Prévenir la radicalisation : tout un travail de déconstruction et… de reconstruction
La prévention contre la radicalisation est un enjeu capital. Travaillant chacune sur le terrain depuis des années, les associations Entr'aide (Paris 19ème) et Espoir 18 (Paris 18ème) unissent leurs forces et leurs compétences dans le cadre du projet « Radicalisons la prévention ». Le but : occuper l'espace, notamment numérique, pour déconstruire certains discours et rechercher une meilleure prévention.
Ne pas « réinventer la roue »
Depuis 23 ans, Entr'aide est présent sur le terrain. L'année dernière, constatant que les subventions publiques étaient plutôt dirigées vers le « soin » des personnes déjà radicalisées au détriment de la prévention, Entr'aide et Espoir 18 ont décidé de confronter leurs réflexions et leur projet, au forum social mondial à Montréal. Accompagnés notamment de Farid Abdelkrim, qui intervient dans le milieu carcéral auprès de jeunes radicalisés, ils rencontrent le directeur du centre de criminologie international de Montréal qui leur confirme, chiffre à l'appui, l'efficacité de la prévention et que « Ca ne sert à rien de réinventer la roue ».
Autre perspective
De retour de Montréal, forts de leurs travaux, Entr'aide et Espoir 18 se remettent avec détermination dans le projet « Radicalisons la prévention », soutenus par les autorités, notamment la ville de Paris. Dans ce cadre, hier soir (21 novembre), avait lieu une représentation de la pièce « Le chemin de la gare » de Farid Abdelkrim, traitant du regard d'un musulman sur les musulmans en France. Pièce suivie de discussions et de débats, notamment avec des associations de victimes d'attentats, apportant une autre perspective aux jeunes suivis par les associations.
Ne pas tout gober
« Radicalisons la prévention » est aussi l'occasion de d'expérimenter sur le numérique : « nous accompagnons une vingtaine de jeunes, qui traitent le sujet de la radicalisation et qui vont produire des capsules numériques » confie Kamara Mohamed, directeur de l'association Entr'aide. Un travail essentiel selon ce dernier : « C'est toujours la théorie du complot que certains jeunes survolent et écoutent via internet. Pour nous, il y a tout un travail de déconstruction et de reconstruction derrière. Comment se servir des supports numériques, comment croiser les informations, l'idée c'est qu'ils puissent avoir un esprit critique sur ce qu'ils peuvent absorber sur internet. Ne pas tout gober ».
De longue date
« Nous avons eu des prémisses, sur le 19ème, les frères Kouachi, notamment, ont été dans mon environnement d'une certaine façon. En 1997 pendant la guerre en Irak, il y a aussi des jeunes de Laumière qui étaient partis en Irak et qui se sont faits tuer là-bas » explique le directeur d'Entr'aide. Pour ne pas avoir à faire face de nouveau à de telles situations, Kamara Mohamed espère pouvoir travailler de concert avec les pouvoirs publics.

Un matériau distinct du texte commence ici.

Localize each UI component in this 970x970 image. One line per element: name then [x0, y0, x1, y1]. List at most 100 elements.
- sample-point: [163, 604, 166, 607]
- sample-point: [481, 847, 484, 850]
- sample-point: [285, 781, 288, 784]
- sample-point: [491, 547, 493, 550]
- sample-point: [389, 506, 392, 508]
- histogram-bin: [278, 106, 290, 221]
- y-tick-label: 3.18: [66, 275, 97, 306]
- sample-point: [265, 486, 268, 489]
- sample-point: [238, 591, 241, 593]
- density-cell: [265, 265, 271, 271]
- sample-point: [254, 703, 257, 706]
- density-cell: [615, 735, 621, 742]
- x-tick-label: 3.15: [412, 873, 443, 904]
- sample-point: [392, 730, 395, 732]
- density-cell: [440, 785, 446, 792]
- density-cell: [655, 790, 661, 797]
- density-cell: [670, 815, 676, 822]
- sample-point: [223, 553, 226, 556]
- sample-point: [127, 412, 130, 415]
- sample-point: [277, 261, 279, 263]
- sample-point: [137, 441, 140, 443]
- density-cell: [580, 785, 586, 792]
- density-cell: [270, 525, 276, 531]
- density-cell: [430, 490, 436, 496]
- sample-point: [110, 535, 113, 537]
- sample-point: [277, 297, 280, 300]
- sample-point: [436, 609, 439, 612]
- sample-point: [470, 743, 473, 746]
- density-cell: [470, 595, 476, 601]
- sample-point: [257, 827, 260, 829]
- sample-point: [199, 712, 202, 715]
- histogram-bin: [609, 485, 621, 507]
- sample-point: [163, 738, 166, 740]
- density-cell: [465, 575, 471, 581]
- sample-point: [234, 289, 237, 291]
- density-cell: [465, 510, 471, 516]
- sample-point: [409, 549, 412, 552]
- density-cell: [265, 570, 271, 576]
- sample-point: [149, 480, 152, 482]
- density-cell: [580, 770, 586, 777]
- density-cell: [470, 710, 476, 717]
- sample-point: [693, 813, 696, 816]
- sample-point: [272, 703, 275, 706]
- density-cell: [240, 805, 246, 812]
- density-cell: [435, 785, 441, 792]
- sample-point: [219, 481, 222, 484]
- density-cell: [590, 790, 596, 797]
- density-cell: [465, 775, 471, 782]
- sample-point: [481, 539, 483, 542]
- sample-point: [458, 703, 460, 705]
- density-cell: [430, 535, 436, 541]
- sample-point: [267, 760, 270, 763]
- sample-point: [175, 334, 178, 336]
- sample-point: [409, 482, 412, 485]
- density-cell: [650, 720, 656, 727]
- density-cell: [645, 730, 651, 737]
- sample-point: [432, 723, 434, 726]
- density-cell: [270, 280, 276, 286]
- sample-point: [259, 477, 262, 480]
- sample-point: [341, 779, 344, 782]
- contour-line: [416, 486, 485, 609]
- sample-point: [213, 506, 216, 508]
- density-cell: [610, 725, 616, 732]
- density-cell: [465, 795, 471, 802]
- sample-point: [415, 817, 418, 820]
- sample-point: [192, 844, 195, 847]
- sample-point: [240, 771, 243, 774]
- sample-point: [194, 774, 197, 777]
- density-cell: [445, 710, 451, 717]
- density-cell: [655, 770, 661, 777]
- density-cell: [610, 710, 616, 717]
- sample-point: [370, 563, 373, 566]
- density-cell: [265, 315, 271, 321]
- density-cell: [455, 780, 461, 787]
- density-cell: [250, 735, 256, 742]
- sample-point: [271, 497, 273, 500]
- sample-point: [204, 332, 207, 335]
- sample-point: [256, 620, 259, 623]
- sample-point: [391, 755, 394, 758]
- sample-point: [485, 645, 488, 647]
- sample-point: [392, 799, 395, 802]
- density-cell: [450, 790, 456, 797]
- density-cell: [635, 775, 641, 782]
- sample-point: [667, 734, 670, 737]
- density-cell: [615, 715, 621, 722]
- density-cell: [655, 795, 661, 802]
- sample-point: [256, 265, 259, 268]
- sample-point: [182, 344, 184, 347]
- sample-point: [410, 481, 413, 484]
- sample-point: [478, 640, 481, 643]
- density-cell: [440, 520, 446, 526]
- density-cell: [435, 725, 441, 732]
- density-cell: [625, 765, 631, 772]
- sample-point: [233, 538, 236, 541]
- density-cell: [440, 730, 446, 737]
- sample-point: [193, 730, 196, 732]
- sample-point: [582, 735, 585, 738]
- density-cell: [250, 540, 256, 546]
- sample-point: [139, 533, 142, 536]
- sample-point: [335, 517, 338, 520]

Lors d'une rencontre avec la responsable administrative du fonds interministériel de prévention à la délinquance, ce dernier a rappelé le rôle fondamental que doivent garder les acteurs de terrain : « en tant qu'acteurs, nous avons besoin d'une réflexion qui soit ascendante. Pas quelque chose qui vient d'en haut pour dire comment nous devons faire. Nous avons besoin de chercheurs, scientifiques qui viennent voir nos travaux et recherches au quotidien. Et ce, pour mettre au point une méthodologie afin que nous puissions orienter les pouvoirs publics de façon pertinente sur le terrain ».
Une meilleure coordination avec les pouvoirs publics pour une meilleure prévention en direction de la jeunesse : « Notre cœur de cible, ce ne sont pas les jeunes radicalisés ou qui reviennent d'Irak, c'est vraiment la jeunesse en globalité. S'ils sont mobilisés, ils seront mieux à même de décrypter les discours de Daech véhiculés sur internet ».